June 18th, 2014 • Features
As you’re reading this, KiSSFLOW‘s payment handling mechanism has been completely moved out of Google Wallet.
From day one, KiSSFLOW has been a product that was built keeping Google Apps users in mind, and we consciously decided to go all out for Google technologies. We use Google App Engine, Google Cloud Storage, Google Big Query, Google Cloud SQL and just about every Google Cloud technology that is out there. We are and have been extremely happy with Google’s Cloud Services and Support. However, one product has been a pain for us for a while now – Google Wallet.
When Google started moving away from Google Checkout and towards the new Wallet a couple of years ago, it seemed the most obvious choice for us. Firstly, it was a Google product and, since all our customers were Google Apps users, we thought that it would reduce any friction that might arise during the paying step. Secondly, Wallet seemed to be brimming with promise back then, Google had gone all out to build something that was better than Checkout, and we thought that it would be generic and that there would be a lot of new features coming into it. We knew we were taking a gamble but the odds, we thought, were in our favour. Also, Wallet was the cheapest payment gateway around – super important if you’re a startup.

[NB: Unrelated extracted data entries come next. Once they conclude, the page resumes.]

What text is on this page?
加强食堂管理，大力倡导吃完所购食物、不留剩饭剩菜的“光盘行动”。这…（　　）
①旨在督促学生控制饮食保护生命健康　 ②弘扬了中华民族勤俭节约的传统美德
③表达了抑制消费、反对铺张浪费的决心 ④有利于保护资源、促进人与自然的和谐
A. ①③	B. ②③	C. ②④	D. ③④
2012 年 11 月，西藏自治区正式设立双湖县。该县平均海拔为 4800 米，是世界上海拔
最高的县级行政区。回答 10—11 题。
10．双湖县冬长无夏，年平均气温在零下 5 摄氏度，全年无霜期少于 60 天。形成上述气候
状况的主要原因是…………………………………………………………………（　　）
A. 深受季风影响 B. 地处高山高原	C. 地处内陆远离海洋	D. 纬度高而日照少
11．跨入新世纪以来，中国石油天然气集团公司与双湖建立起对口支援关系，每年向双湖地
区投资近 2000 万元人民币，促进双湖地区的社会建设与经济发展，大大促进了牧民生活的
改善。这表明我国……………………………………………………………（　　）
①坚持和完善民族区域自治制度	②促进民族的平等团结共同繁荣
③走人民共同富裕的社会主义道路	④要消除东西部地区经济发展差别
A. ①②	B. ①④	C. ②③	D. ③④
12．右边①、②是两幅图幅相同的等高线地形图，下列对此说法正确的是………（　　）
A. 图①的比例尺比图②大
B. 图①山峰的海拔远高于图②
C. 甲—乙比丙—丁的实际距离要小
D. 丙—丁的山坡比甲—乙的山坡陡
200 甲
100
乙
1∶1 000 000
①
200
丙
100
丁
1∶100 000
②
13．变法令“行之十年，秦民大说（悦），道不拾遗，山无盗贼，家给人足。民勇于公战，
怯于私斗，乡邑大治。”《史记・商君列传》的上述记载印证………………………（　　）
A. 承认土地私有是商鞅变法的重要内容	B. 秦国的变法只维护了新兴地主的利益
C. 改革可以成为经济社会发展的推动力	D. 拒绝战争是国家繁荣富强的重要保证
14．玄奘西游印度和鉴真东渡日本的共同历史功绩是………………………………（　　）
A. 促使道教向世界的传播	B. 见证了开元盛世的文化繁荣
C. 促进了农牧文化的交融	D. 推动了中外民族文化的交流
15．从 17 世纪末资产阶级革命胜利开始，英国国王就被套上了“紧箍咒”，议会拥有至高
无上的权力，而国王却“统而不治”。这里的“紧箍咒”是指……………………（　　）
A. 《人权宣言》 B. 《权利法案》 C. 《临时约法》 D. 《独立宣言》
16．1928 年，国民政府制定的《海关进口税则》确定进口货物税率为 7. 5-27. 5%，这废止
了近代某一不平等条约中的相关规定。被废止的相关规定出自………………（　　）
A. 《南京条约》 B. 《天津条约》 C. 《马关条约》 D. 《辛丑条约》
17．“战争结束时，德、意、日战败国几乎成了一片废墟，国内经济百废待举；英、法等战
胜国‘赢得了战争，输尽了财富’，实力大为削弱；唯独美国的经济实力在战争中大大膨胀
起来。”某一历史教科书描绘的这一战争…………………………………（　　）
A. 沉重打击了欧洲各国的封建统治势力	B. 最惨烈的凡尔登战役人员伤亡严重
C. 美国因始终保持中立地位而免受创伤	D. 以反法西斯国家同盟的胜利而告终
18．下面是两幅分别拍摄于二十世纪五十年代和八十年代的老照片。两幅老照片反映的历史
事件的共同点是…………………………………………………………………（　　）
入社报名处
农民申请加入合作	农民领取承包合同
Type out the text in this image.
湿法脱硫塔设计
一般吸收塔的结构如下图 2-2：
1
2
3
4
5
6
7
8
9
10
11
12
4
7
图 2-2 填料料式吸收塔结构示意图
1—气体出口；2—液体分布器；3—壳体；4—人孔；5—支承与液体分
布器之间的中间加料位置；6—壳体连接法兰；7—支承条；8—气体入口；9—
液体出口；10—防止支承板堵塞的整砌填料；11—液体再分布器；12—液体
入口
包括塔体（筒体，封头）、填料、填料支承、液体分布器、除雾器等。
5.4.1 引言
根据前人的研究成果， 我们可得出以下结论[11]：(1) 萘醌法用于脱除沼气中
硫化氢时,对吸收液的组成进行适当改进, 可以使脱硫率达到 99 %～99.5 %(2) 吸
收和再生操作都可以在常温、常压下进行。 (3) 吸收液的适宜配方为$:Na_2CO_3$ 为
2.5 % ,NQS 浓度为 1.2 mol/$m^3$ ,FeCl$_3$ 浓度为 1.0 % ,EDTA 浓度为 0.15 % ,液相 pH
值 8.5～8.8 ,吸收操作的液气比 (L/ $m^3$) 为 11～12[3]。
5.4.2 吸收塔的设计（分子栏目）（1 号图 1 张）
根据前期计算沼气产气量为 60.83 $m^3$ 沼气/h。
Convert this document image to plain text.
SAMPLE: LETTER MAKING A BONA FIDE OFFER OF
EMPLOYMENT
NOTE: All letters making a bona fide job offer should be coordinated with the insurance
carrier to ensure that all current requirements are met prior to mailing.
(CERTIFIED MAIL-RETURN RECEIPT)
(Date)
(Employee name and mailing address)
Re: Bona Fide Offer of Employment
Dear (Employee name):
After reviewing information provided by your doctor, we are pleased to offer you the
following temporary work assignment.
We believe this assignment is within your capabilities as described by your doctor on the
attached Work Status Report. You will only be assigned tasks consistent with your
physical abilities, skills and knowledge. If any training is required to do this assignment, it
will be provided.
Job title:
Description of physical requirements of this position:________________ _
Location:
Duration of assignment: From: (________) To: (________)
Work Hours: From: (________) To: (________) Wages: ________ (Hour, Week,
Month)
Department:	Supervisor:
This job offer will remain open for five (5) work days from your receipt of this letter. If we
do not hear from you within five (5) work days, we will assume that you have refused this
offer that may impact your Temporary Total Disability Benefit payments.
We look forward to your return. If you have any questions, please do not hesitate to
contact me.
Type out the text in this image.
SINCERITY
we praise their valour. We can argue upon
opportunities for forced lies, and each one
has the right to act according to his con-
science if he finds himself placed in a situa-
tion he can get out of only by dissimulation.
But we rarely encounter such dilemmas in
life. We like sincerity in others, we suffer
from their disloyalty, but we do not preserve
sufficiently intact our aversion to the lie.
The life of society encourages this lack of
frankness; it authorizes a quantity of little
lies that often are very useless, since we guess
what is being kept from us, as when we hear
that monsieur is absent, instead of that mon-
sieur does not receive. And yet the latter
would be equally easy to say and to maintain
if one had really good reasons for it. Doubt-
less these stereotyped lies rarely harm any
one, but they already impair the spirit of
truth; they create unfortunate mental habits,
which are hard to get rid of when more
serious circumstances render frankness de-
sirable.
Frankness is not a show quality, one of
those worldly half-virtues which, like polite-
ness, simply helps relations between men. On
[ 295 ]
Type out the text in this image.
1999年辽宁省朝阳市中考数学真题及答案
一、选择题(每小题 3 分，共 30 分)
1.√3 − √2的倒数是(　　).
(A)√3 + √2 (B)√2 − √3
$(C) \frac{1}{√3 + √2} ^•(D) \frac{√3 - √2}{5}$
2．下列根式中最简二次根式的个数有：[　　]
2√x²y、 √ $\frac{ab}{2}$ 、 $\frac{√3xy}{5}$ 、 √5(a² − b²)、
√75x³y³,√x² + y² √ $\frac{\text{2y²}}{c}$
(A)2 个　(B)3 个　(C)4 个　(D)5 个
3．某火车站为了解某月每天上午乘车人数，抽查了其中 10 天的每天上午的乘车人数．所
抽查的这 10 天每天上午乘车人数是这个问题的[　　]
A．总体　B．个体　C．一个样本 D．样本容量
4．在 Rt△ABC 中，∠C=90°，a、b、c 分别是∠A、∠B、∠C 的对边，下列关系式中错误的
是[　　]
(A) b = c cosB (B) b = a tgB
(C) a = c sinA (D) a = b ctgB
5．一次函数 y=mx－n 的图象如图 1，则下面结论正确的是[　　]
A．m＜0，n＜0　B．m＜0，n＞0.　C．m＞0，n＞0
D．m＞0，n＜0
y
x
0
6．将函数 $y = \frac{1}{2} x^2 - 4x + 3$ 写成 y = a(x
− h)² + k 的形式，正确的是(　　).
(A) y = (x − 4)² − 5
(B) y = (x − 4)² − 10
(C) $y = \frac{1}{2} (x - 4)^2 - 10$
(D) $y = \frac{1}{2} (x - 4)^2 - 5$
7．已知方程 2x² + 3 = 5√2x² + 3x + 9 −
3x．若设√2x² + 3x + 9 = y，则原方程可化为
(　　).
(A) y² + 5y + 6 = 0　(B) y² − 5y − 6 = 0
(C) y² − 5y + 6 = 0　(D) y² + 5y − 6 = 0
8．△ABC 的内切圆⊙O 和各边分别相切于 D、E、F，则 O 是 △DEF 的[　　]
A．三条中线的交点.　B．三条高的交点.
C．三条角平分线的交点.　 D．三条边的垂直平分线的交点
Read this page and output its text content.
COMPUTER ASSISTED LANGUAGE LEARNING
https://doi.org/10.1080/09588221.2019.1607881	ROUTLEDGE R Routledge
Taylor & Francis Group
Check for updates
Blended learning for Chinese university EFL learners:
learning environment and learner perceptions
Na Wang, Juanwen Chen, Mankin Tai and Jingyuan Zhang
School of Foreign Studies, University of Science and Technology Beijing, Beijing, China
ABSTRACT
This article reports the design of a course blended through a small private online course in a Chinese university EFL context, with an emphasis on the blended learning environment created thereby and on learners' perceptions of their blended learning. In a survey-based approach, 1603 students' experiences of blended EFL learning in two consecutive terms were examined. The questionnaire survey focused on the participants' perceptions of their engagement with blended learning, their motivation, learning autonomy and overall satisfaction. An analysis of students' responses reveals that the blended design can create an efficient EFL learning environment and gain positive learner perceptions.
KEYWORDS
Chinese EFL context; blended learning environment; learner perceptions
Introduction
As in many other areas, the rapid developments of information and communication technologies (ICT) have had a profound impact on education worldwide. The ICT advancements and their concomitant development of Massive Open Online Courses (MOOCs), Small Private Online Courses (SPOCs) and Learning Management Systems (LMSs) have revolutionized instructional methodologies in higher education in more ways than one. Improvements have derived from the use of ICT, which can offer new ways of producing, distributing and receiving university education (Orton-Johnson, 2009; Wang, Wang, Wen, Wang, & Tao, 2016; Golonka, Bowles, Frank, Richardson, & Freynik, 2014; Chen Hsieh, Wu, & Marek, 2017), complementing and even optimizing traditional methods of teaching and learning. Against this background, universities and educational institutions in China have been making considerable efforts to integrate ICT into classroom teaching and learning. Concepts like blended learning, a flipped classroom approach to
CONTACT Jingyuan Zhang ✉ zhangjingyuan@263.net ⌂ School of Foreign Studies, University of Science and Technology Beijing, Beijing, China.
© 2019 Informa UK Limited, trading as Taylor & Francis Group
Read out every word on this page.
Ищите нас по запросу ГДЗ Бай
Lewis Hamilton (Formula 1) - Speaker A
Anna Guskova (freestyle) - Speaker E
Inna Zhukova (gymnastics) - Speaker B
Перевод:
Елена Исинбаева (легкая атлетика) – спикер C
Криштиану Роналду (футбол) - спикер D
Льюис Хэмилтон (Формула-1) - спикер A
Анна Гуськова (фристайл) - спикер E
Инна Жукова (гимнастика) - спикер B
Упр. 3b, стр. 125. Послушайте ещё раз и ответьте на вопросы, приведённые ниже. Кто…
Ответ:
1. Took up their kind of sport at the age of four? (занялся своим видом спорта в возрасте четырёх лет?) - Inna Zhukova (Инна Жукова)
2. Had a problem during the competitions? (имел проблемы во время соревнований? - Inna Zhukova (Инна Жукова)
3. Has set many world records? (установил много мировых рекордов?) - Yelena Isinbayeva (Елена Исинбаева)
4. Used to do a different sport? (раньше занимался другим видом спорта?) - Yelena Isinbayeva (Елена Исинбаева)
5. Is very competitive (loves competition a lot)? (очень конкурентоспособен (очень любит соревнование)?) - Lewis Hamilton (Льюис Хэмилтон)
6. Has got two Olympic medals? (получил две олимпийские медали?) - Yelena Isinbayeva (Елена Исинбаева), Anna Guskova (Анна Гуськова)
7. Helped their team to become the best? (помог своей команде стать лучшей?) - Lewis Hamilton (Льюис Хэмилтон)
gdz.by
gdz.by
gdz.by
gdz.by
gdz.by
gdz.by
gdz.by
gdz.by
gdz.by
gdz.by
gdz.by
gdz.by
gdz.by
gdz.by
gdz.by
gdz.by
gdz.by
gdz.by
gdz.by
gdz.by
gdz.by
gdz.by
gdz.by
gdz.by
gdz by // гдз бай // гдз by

Ouch!!! Over the last two years, our engineers, our sales team, our accounting team and our support team have come back to us over and over again with a number of issues and limitations that made us realize that Wallet was not the right choice. Wallet, over the last two years, seemed to be shifting from the generic payment service that we thought it was to being a payment gateway inclined primarily towards mobile app developers. Now, we are not mobile developers, and we don’t know how green the grass is on the other side of the fence; but we sure know that, as SaaS ISVs, we were left in the lurch.
Sales Complained: Sales’ biggest requirement was a self-service system to initiate and terminate trial accounts, generate Discount Coupons, change subscriptions, and to manually update card details. When customers wanted to buy some more licences, they would be expected to key in their credit card details afresh as, to Wallet, this was a new purchase. The entire PG offering was so limited that the onus of implementing a better system to actually handle subscriptions fell on Engineering.
Engineering Complained: Engineering knew that Wallet was just a payment gateway service and not a recurring billing solution, and hence it had to build a layer on top of Google Wallet for the kind of features required for a SaaS product. However, whatever subscription-based billing capabilities Google Wallet offered just weren’t good enough. At the technical level, there were just two callbacks – success and cancel. No callback APIs for things such as inadequate funds on card, card expiry, transaction failure etc. We had to write most of the recurring billing code, notifications and error handling ourselves. The APIs were so shallow that we could not even perform a subscription cancellation.
Accounting complained: Firstly, there was no integrated dashboard that Google Wallet offered to track the subscription status of various customers. There was no notification to either the customer or the accounting team about expiry of cards, inadequacy of funds, or failure of the payment process. And, of course, Google Wallet accumulated all our earnings and transferred it at a go – the frequency of repatriation was once a month even if accumulated value exceed $10,000.
You might now rationalize that all our complaints so far do not strictly fall under the inadequacies of a payment gateway service provider. Agreed. But, more than anything else, our single biggest problem was that of reliability. Our users kept getting ‘Technical error. Could not process payment at this time. Please try again later’ messages, the last thing you would want.
As a SaaS company, you would know that the actual point of sales had to be the most easiest and most reliable system to work with. Once Sales, Support, and Engineering do the hard job of getting a trial user onboard, you really wouldn’t want to realize that, right at the moment of purchase, your customer was stumped and could not pay because of the payment gateway service despite everything else having gone well!
We were in a bad situation – we needed better functionality but, more than that, we needed reliability. And so, we decided to move. We looked at various PG services and also looked at various subscription payment systems such as Chargify, ChargeBee, Recurly, etc.
We took the plunge and moved to ChargeBee for recurring billing and Stripe to process payments. And it has been wonderful ever since. In addition to solving the problems of reliability, we got a whole goodie bag of extra features from ChargeBee that are very SaaS-focused. Engineering was happy – they could dump most of the extra payment handling code, and get back to improving our core product. The APIs provided by ChargeBee was clean, precise, reliable and helped in the complete automation of payment-related code in the product. Sales was happy – Discount Coupons could easily be generated, card details could be requested, and trial accounts could be automatically upgraded without engineering help. Accounts was happy – subscriptions could be manually marked as paid, and offline payments could be transparently and uniformly tracked. Of course, repatriation was happening once every 2 days. Above all, our customers were happy, and thus Support was happy. The number of PG-related problems dropped drastically, notifications were instant, automatic and kept all stakeholders informed of events, and it was a breeze.
The biggest learning for us is that:
We weighed the options of build vs buy – ultimately, we ditched build and we went with ChargeBee + Stripe as our SaaS recurring billing solution.